— Ai, que dor!
subitamente, minha cabeça começou a doer. Logo a dor ficou insuportável, tudo que estava visível a minha frente passou a parecer intangível. Fiquei tonto e pensei que perderia a consciência. Mas a tontura logo passou e nesse instante, finalmente ficou claro que tudo o que via diante de meus olhos era um sonho.

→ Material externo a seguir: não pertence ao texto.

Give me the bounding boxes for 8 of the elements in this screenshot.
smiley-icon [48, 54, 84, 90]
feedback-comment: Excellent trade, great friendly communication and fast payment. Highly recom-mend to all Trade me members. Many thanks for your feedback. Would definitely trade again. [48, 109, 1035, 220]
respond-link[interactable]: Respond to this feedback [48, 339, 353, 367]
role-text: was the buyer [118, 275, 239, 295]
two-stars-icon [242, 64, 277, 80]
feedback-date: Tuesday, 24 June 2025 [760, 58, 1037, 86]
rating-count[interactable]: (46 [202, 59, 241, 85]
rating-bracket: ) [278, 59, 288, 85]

Estava preso em um sonho lúcido, ou deveria dizer um pesadelo lúcido? Tentei acessar minhas memórias mas senti como se elas tivessem sido escondidas nos confins de minha alma, dentro de um baú, do qual perdera a chave. Agora o sonho se assemelhava a uma foto em sépia: todo o cenário em meu campo de visão perdera seu lustre e tornara-se quase monocromático. Fui acometido por um dolorido pesar. Ao olhar pra cima, o que separava o cinza do céu e o das nuvens era apenas seus respectivos contornos.
— É apenas um sonho! disse a mim mesmo – E se é apenas um sonho, eu posso despertar a qualquer momento.
E enquanto dizia isso, repeti incontáveis vezes o processo de fechar meus olhos com força e abri-los em seguida. Não consegui acordar.
"Por que estou aqui agora? Onde estou? Por que raios pulo de um sonho para outro? Para quem devo fazer essas perguntas? Onde está o Satoshi...?"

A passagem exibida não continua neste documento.